You may not know his name, but the late Run Run Shaw had an indelible effect on kung fu films. The filmmaker died today at age 107.

Bobby Yip / Reuters

WASHINGTON — Legendary Chinese filmmaker and philanthropist Run Run Shaw died Tuesday at the age of 107.

Before The Matrix, before Big Trouble in Little China, and before the Wu-Tang Clan, there was the Shaw Brothers, the predominant Hong Kong movie house for some 40 years that cranked out more than 280 films. From the late 1950s through the 1990s, Shaw’s movie operation dominated Hong Kong and Chinese cinema generally.

He also cast a long shadow over American cinema, influencing a host of modern directors, including Quentin Tarantino and the Wachowskis.
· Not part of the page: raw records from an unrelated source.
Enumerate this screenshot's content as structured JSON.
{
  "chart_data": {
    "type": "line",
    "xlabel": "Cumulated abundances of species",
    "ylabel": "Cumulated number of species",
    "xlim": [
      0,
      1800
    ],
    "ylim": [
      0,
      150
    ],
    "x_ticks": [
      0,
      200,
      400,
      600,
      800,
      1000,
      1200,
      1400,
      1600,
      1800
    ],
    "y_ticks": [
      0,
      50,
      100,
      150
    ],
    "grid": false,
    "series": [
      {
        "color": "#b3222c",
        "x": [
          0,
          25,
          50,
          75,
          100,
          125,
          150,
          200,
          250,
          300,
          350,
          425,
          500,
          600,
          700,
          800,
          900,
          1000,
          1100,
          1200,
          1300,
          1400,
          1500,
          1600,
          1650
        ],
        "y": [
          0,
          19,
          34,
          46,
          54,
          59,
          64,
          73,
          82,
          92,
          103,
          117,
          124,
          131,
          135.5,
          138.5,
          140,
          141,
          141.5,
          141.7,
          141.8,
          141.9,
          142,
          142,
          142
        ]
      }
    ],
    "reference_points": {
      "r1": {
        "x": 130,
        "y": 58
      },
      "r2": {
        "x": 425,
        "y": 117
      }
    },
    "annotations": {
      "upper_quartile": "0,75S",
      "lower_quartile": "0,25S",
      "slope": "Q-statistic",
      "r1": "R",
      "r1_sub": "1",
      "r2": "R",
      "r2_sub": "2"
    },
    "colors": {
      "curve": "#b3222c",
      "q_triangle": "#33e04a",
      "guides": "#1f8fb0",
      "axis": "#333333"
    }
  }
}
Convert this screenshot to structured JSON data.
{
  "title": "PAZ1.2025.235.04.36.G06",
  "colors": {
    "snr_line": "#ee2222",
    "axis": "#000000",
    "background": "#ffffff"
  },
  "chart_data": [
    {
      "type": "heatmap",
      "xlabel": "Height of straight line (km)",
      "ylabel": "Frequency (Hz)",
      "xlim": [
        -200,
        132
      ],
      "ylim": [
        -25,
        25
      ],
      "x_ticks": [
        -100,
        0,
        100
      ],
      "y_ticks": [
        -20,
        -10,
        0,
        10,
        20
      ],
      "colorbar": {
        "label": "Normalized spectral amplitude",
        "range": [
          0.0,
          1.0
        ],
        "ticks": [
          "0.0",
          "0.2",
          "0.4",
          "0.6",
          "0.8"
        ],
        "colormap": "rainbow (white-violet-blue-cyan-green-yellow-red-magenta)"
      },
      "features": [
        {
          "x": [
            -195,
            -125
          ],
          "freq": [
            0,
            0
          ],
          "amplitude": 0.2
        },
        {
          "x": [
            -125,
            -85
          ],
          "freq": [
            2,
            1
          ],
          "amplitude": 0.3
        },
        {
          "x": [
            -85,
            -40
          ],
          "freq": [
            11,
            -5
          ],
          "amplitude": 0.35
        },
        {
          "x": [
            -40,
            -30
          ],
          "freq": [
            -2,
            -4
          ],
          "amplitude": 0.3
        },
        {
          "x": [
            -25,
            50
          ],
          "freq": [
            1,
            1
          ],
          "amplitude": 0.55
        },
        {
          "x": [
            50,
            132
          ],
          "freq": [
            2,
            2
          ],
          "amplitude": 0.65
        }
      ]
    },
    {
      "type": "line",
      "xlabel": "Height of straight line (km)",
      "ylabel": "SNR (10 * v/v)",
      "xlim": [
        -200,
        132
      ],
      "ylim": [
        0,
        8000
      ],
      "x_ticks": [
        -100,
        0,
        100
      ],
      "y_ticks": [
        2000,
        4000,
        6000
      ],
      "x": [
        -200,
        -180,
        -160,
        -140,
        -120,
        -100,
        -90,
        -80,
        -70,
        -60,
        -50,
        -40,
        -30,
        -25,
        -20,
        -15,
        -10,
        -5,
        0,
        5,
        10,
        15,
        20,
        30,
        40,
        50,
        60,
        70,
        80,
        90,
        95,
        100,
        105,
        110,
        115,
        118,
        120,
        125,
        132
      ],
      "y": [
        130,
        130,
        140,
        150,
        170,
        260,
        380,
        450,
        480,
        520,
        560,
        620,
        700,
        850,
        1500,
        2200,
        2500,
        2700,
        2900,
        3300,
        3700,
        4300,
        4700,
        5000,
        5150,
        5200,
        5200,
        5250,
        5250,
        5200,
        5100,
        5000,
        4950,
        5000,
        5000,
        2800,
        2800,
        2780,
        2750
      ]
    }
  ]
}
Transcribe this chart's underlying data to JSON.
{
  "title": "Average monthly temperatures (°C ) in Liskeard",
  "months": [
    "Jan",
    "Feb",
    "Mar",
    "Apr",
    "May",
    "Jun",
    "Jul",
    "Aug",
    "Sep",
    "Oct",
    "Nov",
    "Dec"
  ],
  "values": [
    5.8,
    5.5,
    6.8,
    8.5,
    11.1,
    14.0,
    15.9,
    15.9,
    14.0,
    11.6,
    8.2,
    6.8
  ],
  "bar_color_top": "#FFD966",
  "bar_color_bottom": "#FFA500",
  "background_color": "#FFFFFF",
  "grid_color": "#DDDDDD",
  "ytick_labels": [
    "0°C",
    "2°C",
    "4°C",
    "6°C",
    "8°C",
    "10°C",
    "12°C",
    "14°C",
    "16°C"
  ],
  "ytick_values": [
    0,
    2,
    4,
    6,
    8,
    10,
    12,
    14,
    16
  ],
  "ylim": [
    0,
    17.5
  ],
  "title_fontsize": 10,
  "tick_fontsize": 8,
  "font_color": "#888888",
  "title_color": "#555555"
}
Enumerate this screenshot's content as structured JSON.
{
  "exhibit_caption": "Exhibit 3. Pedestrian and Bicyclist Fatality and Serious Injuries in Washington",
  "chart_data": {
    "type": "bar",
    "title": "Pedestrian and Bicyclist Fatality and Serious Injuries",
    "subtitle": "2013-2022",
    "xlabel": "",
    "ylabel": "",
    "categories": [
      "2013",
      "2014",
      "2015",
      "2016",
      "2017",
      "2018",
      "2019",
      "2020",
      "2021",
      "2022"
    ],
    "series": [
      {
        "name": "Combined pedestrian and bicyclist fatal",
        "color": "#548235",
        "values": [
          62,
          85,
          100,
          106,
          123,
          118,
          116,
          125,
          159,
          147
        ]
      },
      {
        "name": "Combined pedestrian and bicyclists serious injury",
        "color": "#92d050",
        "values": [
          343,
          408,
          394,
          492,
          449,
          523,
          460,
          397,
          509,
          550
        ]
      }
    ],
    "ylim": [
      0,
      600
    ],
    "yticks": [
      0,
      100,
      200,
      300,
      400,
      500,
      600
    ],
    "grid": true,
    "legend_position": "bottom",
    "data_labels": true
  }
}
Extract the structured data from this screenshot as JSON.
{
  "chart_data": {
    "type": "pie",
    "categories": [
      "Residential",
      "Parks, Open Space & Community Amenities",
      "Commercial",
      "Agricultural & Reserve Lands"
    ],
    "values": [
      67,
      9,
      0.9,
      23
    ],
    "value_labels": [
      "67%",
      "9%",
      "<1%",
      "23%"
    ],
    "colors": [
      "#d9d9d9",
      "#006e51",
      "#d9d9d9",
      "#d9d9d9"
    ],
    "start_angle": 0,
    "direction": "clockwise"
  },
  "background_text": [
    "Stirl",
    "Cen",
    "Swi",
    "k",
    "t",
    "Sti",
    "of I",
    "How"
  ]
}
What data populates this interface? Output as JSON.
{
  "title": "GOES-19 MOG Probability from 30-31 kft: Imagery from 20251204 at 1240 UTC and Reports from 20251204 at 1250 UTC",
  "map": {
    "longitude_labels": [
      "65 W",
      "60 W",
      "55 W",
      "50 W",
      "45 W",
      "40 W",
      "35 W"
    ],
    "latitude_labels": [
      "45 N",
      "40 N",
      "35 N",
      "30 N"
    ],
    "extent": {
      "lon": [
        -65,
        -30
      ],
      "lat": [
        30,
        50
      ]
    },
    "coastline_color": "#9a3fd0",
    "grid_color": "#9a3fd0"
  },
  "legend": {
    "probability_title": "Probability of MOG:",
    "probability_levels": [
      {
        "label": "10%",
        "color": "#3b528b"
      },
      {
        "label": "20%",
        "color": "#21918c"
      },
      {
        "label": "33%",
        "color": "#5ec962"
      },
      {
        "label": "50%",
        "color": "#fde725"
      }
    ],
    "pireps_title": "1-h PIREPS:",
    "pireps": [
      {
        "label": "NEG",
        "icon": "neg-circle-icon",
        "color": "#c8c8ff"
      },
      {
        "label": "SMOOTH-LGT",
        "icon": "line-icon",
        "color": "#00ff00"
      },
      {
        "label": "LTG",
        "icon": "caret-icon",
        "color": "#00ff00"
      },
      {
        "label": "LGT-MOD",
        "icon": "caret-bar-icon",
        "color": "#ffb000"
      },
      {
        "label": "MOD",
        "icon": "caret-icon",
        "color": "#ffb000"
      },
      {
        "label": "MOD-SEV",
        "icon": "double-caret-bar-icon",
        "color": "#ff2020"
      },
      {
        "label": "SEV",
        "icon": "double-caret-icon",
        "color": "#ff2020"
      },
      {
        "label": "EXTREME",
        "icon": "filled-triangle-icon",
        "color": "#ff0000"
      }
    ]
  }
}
Classic Shaw Brothers movies — eight of which can be found below — span a mix of epic musicals, psychedelic gore, exploitation, and cutting-edge science fiction.

3. Madame White Snake (1962)

Though predominantly known for their Kung Fu movies, the Shaw Brothers produced a wide variety of films spanning virtually every genre. This 1962 production is a classic example of the company’s epic musical takes on traditional Chinese mythology, and tells the tale of a tragic love affair between a mystical snake and a human man.

4. Come Drink With Me (1966)

While Western movie makers were busy keeping women stuck in stereotypical roles, Hong Kong’s directors were going in an opposite direction, mining Chinese mythology for action heroines and villains. Come Drink With Me is one of the Shaw Brothers’ early films to feature a strong female lead. The movie also has some of the best fight choreography ever, and is a classic example of the Shaws’ ability to mix comedy, drama, and action into one movie.

5. The Crippled Avengers (1978)

If you can envision an exploitation genre, the Shaw Brothers did it. Take The Crippled Avengers, a 1978 classic that features the Deadly Venoms as five disabled Kung Fu masters — one blind, one legless, one without arms, one mentally disabled, and one deaf and mute. Almost certainly offensive by modern standards, The Crippled Avengers remains one of the only cinematic representations of the disabled as action heroes with serious ass-kicking chops.

6. Blade Runner (1982)

Yes, that Blade Runner. Run Run Shaw was a producer on Ridley Scott’s 1982 science fiction masterpiece. What, you thought Hollywood could come up with this kind of mind blowing amazing without some help from Hong Kong?

7. The One Armed Swordsman (1967)

This early Shaw Brothers epic follows the exploits of a “swashbuckling” one-armed Kung Fu master and is many ways grand-daddy of the Hong Kong Kung Fu genre thanks to its over the top fight scenes and heavy emphasis on themes like honor and loyalty. Much of the Shaw Brothers’ catalogue — and their many imitators — would mirror The One Armed Swordsman’s style.

8. The Boxer’s Omen (1983)

The Shaw Brothers weren’t just about Kung Fu and period pieces. In the late 70s and early 80s HK cinema became obsessed with horror, and the Shaw’s adapted, combining the signature martial arts movie making with over the top psychedelic gore. 1983’s The Boxer’s Omen is a classic of the HK horror genre.

9. The Five Deadly Venoms (1978)

The Five Deadly Venoms is considered to be one of the Shaw Brothers’ greatest movies and is a classic of the team-up style of action movie. The film’s music and dialogue have been heavily sampled by The Wu Tang Clan and other hip-hop artists.

10. The 36th Chamber of Shaolin (1978)

Perhaps the greatest Kung Fu movie ever made, The 36th Chamber of Shaolin perfected the “training” movie subgenre, in which the lead character must endure torturous — and more often than not preposterous — training regiments at the hands of an uncaring master, none of which seems to have anything to do with martial arts. Without The 36th Chamber of Shaolin, there’d never have been a Karate Kid.

The movie is also a great example of the Shaw Brothers’ penchant for adapting Chinese history for the big screen, telling the stories of the nation’s early years through the lens of martial arts and Buddhist or Taoist philosophies.